Wir bleiben in den Bergen. Der Extremkletterer Marc-André Leclerc kraxelt ohne technische Hilfs- und Sicherungsmittel in ein paar hundert Metern herum. Der Regisseur Peter Mortimer (Durch die Wand) hat ihn dabei mit der Kamera begleitet und Begleiter und Kolleginnen interviewt. Der Alpinist ermöglicht einen Blick auf die Gebiete der Natur, die noch immer weitgehend Wildnis sind: karge Steilwände, an denen Menschen eigentlich nichts verloren haben. Der öffentlichkeitsscheue Leclerc ist viele von ihnen trotzdem rauf- und auch wieder runtergeklettert. Mortimers Dokumentarfilm bietet Einblick in eine besondere, risikoreiche Form der Weltflucht und präsentiert dabei wunderschöne Naturbilder.

Zurück auf den Boden: Gudrun (Corinna Harfouch) feiert ihren 60. Geburtstag, irgendwo in der ostdeutschen Provinz, in dem Waisenhaus, in dem sie selbst, ohne Eltern, aufgewachsen ist. Als sie erfährt, dass das Heim verkauft werden soll, geht sie auf die Barrikaden. Marie Schuberts Regiedebüt Das Mädchen mit den goldenen Händen will diese Geschichte über den Ausverkauf einer ganzen Region und über die Schwierigkeit, die eigene Geschichte loszulassen, als generalisierbare Erzählung über die Nachwendezeit verstehen. Damit erzählt der Film nichts prinzipiell Neues, hat aber ein gutes Gespür für die bleierne Atmosphäre der Jahre nach der Wiedervereinigung.
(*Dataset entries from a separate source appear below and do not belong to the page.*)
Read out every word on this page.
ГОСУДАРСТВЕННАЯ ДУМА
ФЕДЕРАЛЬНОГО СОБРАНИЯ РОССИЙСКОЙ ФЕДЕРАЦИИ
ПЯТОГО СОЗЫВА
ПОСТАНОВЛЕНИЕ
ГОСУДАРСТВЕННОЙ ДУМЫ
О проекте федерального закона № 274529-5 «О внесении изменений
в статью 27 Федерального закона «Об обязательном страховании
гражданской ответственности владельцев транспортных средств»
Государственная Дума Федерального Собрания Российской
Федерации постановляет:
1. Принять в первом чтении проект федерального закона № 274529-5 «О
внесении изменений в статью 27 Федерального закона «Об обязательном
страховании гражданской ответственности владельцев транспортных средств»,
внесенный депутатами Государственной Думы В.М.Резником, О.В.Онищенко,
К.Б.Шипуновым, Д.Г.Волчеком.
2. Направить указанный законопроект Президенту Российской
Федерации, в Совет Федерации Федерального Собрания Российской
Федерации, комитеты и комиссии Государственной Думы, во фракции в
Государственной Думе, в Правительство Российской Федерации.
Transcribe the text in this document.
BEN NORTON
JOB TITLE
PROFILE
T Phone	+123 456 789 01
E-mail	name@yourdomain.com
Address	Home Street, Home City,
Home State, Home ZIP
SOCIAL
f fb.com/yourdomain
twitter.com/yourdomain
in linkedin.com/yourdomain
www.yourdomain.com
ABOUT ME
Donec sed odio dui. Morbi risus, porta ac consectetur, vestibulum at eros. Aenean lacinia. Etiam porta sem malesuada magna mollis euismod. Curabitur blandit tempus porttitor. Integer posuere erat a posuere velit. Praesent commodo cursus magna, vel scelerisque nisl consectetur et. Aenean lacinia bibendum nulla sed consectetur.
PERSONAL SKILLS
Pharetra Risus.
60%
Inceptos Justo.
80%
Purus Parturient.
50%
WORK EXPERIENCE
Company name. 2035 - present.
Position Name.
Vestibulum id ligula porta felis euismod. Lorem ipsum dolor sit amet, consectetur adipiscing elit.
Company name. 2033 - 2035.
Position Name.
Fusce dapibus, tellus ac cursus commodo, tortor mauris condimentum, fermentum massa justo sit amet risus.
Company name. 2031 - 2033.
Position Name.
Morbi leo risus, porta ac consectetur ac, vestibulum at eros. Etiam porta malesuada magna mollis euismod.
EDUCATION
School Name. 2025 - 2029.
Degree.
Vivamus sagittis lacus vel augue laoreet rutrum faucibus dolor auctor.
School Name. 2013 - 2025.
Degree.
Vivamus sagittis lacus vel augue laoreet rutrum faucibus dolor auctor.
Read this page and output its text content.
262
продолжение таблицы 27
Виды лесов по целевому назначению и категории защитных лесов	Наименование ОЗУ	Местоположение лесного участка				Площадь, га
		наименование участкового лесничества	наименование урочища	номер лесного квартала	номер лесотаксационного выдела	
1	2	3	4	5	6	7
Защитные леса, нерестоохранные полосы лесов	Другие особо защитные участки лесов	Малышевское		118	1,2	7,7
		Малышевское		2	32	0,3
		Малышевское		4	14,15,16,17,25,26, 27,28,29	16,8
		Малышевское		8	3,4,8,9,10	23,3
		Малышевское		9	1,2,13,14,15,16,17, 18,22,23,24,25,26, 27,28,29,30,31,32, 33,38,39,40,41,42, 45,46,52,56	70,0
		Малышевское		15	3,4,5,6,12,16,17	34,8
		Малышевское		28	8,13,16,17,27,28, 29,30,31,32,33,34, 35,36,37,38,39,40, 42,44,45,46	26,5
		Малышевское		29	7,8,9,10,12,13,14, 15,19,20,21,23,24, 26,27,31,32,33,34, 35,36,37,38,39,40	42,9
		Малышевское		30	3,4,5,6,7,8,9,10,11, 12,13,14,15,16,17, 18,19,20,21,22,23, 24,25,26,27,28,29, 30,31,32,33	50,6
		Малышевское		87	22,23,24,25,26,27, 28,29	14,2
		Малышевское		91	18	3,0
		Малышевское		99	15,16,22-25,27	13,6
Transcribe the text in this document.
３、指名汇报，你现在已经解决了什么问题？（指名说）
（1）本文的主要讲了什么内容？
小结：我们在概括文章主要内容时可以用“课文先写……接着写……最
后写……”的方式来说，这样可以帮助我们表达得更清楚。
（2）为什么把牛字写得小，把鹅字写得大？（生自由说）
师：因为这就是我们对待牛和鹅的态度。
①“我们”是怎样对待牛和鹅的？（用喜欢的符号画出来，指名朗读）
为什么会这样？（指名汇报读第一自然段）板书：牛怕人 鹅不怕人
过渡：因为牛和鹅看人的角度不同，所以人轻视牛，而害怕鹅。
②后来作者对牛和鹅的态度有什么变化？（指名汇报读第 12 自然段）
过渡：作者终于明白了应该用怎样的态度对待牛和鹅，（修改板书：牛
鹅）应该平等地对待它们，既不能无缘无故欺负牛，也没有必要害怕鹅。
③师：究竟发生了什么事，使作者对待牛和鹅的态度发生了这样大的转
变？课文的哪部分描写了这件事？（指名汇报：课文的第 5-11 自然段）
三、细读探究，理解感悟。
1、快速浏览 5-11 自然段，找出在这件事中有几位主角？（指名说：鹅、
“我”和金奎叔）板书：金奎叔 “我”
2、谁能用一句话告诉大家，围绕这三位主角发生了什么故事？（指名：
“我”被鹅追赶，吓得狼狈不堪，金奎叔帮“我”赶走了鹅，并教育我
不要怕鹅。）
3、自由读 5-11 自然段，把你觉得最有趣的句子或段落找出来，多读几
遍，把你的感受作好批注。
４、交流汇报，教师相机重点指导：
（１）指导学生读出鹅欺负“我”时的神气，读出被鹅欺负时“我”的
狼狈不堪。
Ebenfalls um ihre Vergangenheit kämpft June (Noni Hazlehurst) in dem Film Noch einmal, June. Vor Jahren schon ist June nach einem Schlaganfall dement geworden. Nach fünf Jahren mit der Krankheit erlebt sie aber mit einem Mal wieder eine wache Phase. Was die Familie latent in Erklärungsnot bringt, schließlich hat sich Junes Sohn inzwischen scheiden lassen, und die Tochter hat ihr Haus verkauft. Noch einmal, June kann sich ganz auf seine schwerst sympathische Hauptfigur verlassen, wenn es an das ja nicht ganz unheikle Unterfangen geht, von einer schweren Demenzerkrankung in Form einer Komödie zu erzählen (dass man ein derartiges Unterfangen auch rigoros an die Wand fahren kann, hat zum Beispiel Til Schweiger mit seinem in fast jeder Hinsicht grausligen Honig im Kopf gezeigt). Die Klarheit im Kopf von June wird nur eine vorübergehende sein. In dieser kurzen Zeit feiert dieser kleine, aber feine australische Film das Leben.